Tuesday, Nov. 04, 2008

Outsiders In

Experience is an overrated commodity in presidential politics, but typically at least one of the two major parties nominates someone with long-standing ties to Washington and backing from the party establishment. However, in 2008 — the first year since 1928 in which neither an incumbent President nor Vice President ran for the top slot — the die was effectively cast before the general-election process began.

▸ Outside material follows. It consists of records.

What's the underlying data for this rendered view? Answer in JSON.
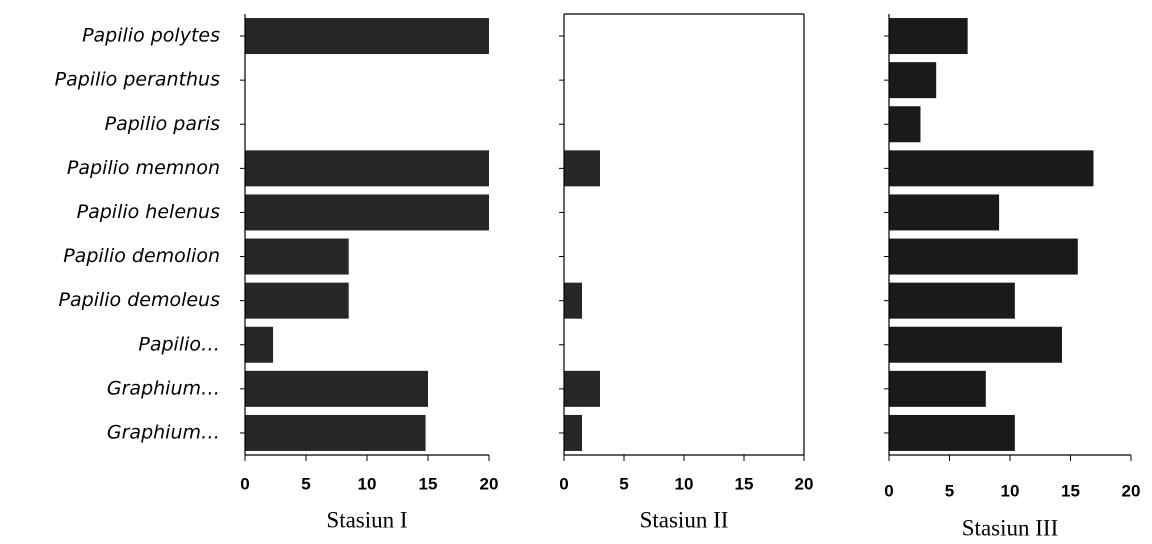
{
  "chart_data": [
    {
      "type": "bar",
      "orientation": "horizontal",
      "color": "#262626",
      "categories": [
        "Papilio polytes",
        "Papilio peranthus",
        "Papilio paris",
        "Papilio memnon",
        "Papilio helenus",
        "Papilio demolion",
        "Papilio demoleus",
        "Papilio…",
        "Graphium…",
        "Graphium…"
      ],
      "values": [
        20,
        0,
        0,
        20,
        20,
        8.5,
        8.5,
        2.3,
        15,
        14.8
      ],
      "xlim": [
        0,
        20
      ],
      "xticks": [
        0,
        5,
        10,
        15,
        20
      ],
      "xlabel": "Stasiun I"
    },
    {
      "type": "bar",
      "orientation": "horizontal",
      "color": "#262626",
      "values": [
        0,
        0,
        0,
        3,
        0,
        0,
        1.5,
        0,
        3,
        1.5
      ],
      "xlim": [
        0,
        20
      ],
      "xticks": [
        0,
        5,
        10,
        15,
        20
      ],
      "xlabel": "Stasiun II"
    },
    {
      "type": "bar",
      "orientation": "horizontal",
      "color": "#1a1a1a",
      "values": [
        6.5,
        3.9,
        2.6,
        16.9,
        9.1,
        15.6,
        10.4,
        14.3,
        8,
        10.4
      ],
      "xlim": [
        0,
        20
      ],
      "xticks": [
        0,
        5,
        10,
        15,
        20
      ],
      "xlabel": "Stasiun III"
    }
  ]
}
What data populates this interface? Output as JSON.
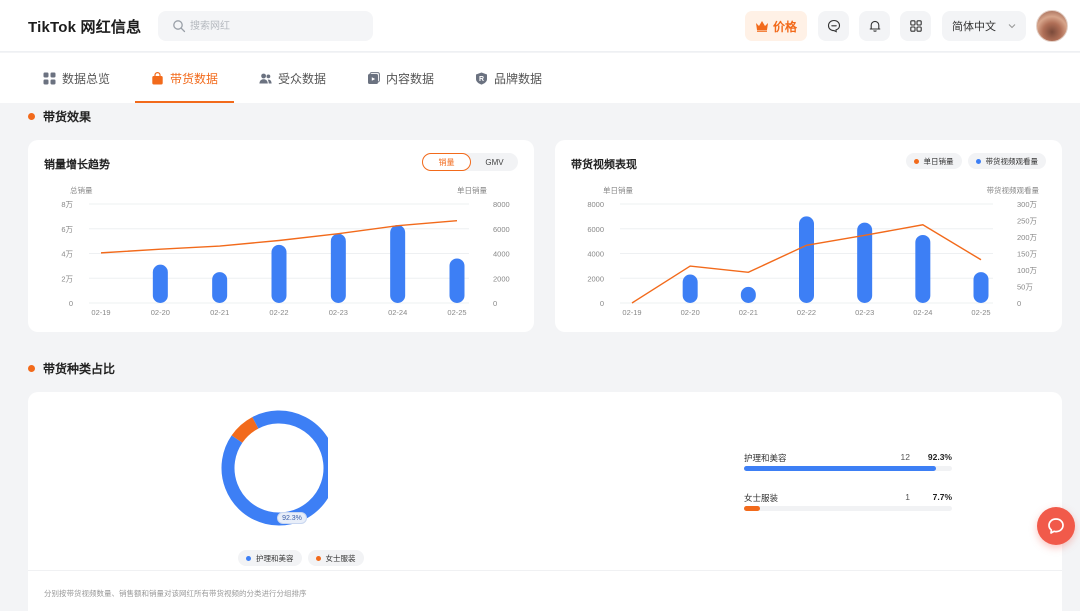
{
  "header": {
    "title": "TikTok 网红信息",
    "search_placeholder": "搜索网红",
    "price_label": "价格",
    "language": "简体中文"
  },
  "tabs": [
    {
      "label": "数据总览",
      "icon": "grid-icon",
      "active": false
    },
    {
      "label": "带货数据",
      "icon": "shopping-bag-icon",
      "active": true
    },
    {
      "label": "受众数据",
      "icon": "users-icon",
      "active": false
    },
    {
      "label": "内容数据",
      "icon": "video-icon",
      "active": false
    },
    {
      "label": "品牌数据",
      "icon": "brand-badge-icon",
      "active": false
    }
  ],
  "sections": {
    "sales_effect": "带货效果",
    "category_share": "带货种类占比"
  },
  "sales_trend_card": {
    "title": "销量增长趋势",
    "toggle": [
      "销量",
      "GMV"
    ],
    "toggle_active": "销量"
  },
  "video_perf_card": {
    "title": "带货视频表现",
    "legend": [
      "单日销量",
      "带货视频观看量"
    ]
  },
  "colors": {
    "accent": "#f26a1b",
    "bar_blue": "#3d7ff5",
    "line_orange": "#f26a1b"
  },
  "chart_data": [
    {
      "type": "bar",
      "title": "销量增长趋势",
      "categories": [
        "02-19",
        "02-20",
        "02-21",
        "02-22",
        "02-23",
        "02-24",
        "02-25"
      ],
      "y_left_label": "总销量",
      "y_right_label": "单日销量",
      "y_left_ticks": [
        "0",
        "2万",
        "4万",
        "6万",
        "8万"
      ],
      "y_right_ticks": [
        "0",
        "2000",
        "4000",
        "6000",
        "8000"
      ],
      "y_left_lim": [
        0,
        80000
      ],
      "y_right_lim": [
        0,
        8000
      ],
      "series": [
        {
          "type": "bar",
          "axis": "right",
          "values": [
            0,
            3100,
            2500,
            4700,
            5600,
            6300,
            3600
          ]
        },
        {
          "type": "line",
          "axis": "left",
          "values": [
            40500,
            43500,
            46000,
            50500,
            56000,
            62500,
            66500
          ]
        }
      ]
    },
    {
      "type": "bar",
      "title": "带货视频表现",
      "categories": [
        "02-19",
        "02-20",
        "02-21",
        "02-22",
        "02-23",
        "02-24",
        "02-25"
      ],
      "y_left_label": "单日销量",
      "y_right_label": "带货视频观看量",
      "y_left_ticks": [
        "0",
        "2000",
        "4000",
        "6000",
        "8000"
      ],
      "y_right_ticks": [
        "0",
        "50万",
        "100万",
        "150万",
        "200万",
        "250万",
        "300万"
      ],
      "y_left_lim": [
        0,
        8000
      ],
      "y_right_lim": [
        0,
        3000000
      ],
      "series": [
        {
          "name": "单日销量",
          "type": "bar",
          "axis": "left",
          "values": [
            0,
            2300,
            1300,
            7000,
            6500,
            5500,
            2500
          ]
        },
        {
          "name": "带货视频观看量",
          "type": "line",
          "axis": "right",
          "values": [
            0,
            1120000,
            930000,
            1750000,
            2050000,
            2370000,
            1310000
          ]
        }
      ]
    },
    {
      "type": "pie",
      "title": "",
      "categories": [
        "护理和美容",
        "女士服装"
      ],
      "values": [
        92.3,
        7.7
      ],
      "counts": [
        12,
        1
      ],
      "center_tag": "92.3%"
    }
  ],
  "category_rows": [
    {
      "label": "护理和美容",
      "count": "12",
      "pct": "92.3%",
      "fraction": 0.923,
      "color": "#3d7ff5"
    },
    {
      "label": "女士服装",
      "count": "1",
      "pct": "7.7%",
      "fraction": 0.077,
      "color": "#f26a1b"
    }
  ],
  "footnote": "分别按带货视频数量、销售额和销量对该网红所有带货视频的分类进行分组排序"
}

On the Republican side, Dick Cheney's resolve not to compete left the GOP without an eminent leader waiting for his turn. McCain, who in 2004 was so alienated from his party that he flirted with becoming John Kerry's running mate, found himself the default front runner, even though many members of the party's core constituencies — Big Business, religious conservatives, Bush loyalists — had disdain for his politics and persona. Although McCain made moves to curry favor with these groups, he never became the kind of Establishment insider the party embraces as a nominee. But none of his chief rivals — Mike Huckabee, Mitt Romney, Rudy Giuliani and Fred Thompson — were aggressive or well organized enough to take the crown away from him.

On the Democratic side, Hillary Clinton was the anticipated front runner for more than a year before the primaries and caucuses began. But Obama's charisma, combined with concern about Clinton fatigue, allowed the young Senator to parlay early success into a role reversal in which he became the choice of party elders such as Ted Kennedy and labor-union leaders. Clinton was forced into the role of underdog.